Rachel’s Blog: What’s the Deal with Females?

This is one of the custom blogs I do for my facebook friends. I asked if there was anything they wanted me to blog about, and I’m writing a post for Rachel because she answered.

The difficulties of not being a stereotypical woman who is obsessed with make-up and clothes and watching other stereotypical women on tv. I have a hard time relating to most women because I don’t give two shits about eye shadow and most of my shirts are t-shirts.

Oh. My. God. Rachel, you minx, it’s like you read my fucking mind.

I’ve actually been trying on and off to write a blog about this for years (real talk). All my attempts just ended up sounding like those college sophomores on tumblr who call themselves “non-binary,” but what they really mean is ‘I’m majoring in Social Studies.’ Which is fine, Social Studies is just as valid a gender expression as whatever the fuck anybody else is selling. I’m just saying, that’s not really me.

It took me a really long time to realize that other women weren’t completely faking their femininity and just doing a massively better job at it than I was. I seriously thought that everybody was more in the middle, like me, and that for some reason I just missed the lesson where somebody sat all the girls and all the boys in separate rooms and told them what they each were supposed to be and like. And not for lack of trying on my parents’ part. All the baby dolls and barbies sat in milk crates in my room while I begged for a remote control truck, and played with micro machines trucks, and talked about my future truck, and the only barbie accessory I appreciated was the little jeep, because it’s truckness overshadowed it’s pinkness.

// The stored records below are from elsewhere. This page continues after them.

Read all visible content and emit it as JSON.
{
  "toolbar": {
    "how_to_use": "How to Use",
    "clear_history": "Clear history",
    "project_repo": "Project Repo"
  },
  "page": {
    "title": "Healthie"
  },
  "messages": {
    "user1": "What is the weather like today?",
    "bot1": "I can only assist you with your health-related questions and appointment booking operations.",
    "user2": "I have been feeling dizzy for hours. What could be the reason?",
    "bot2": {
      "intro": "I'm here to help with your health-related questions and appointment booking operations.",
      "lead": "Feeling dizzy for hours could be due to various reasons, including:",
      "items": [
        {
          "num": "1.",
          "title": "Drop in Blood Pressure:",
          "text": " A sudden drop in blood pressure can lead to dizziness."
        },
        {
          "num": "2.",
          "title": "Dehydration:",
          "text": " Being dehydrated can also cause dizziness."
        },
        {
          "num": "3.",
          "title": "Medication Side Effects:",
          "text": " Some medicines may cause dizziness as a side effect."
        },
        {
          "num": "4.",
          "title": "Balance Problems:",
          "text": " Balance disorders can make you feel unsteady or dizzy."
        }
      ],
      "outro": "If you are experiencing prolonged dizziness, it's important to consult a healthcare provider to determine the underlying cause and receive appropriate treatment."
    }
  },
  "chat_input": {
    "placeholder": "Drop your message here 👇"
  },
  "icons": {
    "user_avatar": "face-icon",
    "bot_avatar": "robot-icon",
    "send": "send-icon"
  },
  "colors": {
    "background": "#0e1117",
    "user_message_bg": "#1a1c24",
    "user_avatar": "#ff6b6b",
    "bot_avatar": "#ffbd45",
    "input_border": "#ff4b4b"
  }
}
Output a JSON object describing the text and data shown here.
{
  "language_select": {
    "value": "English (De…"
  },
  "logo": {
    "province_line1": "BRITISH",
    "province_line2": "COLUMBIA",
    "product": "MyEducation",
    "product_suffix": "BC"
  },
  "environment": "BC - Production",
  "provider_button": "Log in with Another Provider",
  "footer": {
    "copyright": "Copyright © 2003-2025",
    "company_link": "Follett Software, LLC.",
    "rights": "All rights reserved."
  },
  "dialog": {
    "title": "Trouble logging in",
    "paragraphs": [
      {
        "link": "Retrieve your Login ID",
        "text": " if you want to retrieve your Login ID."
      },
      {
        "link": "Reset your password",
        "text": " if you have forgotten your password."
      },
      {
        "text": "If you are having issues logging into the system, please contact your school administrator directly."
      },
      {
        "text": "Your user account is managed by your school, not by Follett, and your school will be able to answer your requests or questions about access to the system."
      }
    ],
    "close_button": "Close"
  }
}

I didn’t really get it when other little girls would talk about their weddings, or their future children. That seemed weird to me. I never wanted to be any female heroes from TV, in fact I kind of hated all of them because they were whiny and dumb, with the exception of Wonder Woman. I was clumsy and frequently dirty. I loved mud, and climbing and making loud noises in that order. I’ve grown out of the mud-love, but that’s about it. Even when the other tomboys I knew started to get interested in feminine things, I couldn’t be bothered. Although I do admit I did develop an interest in clothes and fashion in my early teens, but that was thanks to DIY punk rock, and had nothing to do with being girly.

All my life I’ve been mistaken for a lesbian. On the one hand, that’s cool, there are some pretty great lesbians in the world. On the other hand, I felt like I was broken because I had this dikey attitude but I liked boys and I wanted boys to like me. Which, if you haven’t tried, approaching terrified middle and high school boys in the same way that they approach terrified middle and high school girls will not get you laid. At least not if you dress like a dude and view physical challenges as flirting. Oh childhood me, what a mess you were.

As an adult, there are things about women that I don’t think I’ll ever understand. Just about every single “women act like this; men act like this” joke fails to apply to me. Nearly every time anybody makes a generalization about women, I fall clearly outside of it. I’m not warm, or understanding, or nurturing. I’m frequently either distant or aggressive. I need to be able to retreat into my own head sometimes, and I am not really interested in emotional intimacy. Although I have learned over the years how important it is to regular emotional functioning.

The fact that there were no women like me on TV or in literature growing up was really hard. It reinforced the message I was already getting at home and at school that I didn’t belong. Most of my alienation had nothing to do with my boyishness, I came from a home where there was physical abuse, where my parents weren’t really in the picture at all, and where I was very clearly unwanted for a host of reasons that had nothing to do with my personality, good, bad or indifferent. I could have been the most delicate princess ever and it probably wouldn’t have made a lick of difference to my angry, violent grandfather. In fact, life probably would have been a lot worse if I wasn’t so hearty.

It’s been suggested to me before that the reason I’m “overly masculine” is because of my tough upbringing, but I don’t think that’s really all of it. I remember seeing how my grandmother and mother were mistreated by men, and I swore that I would never share their weakness. But it wasn’t their femininity that got them into trouble, it was their dependence. So I used the tools I had in order to ensure self-sufficiency in whatever way I could. Did that make me more butch than I would have been in a loving home? There’s no way to know.

That got dark fast. Then again, isn’t that kind of my specialty? Anyway, hooray for tomboys!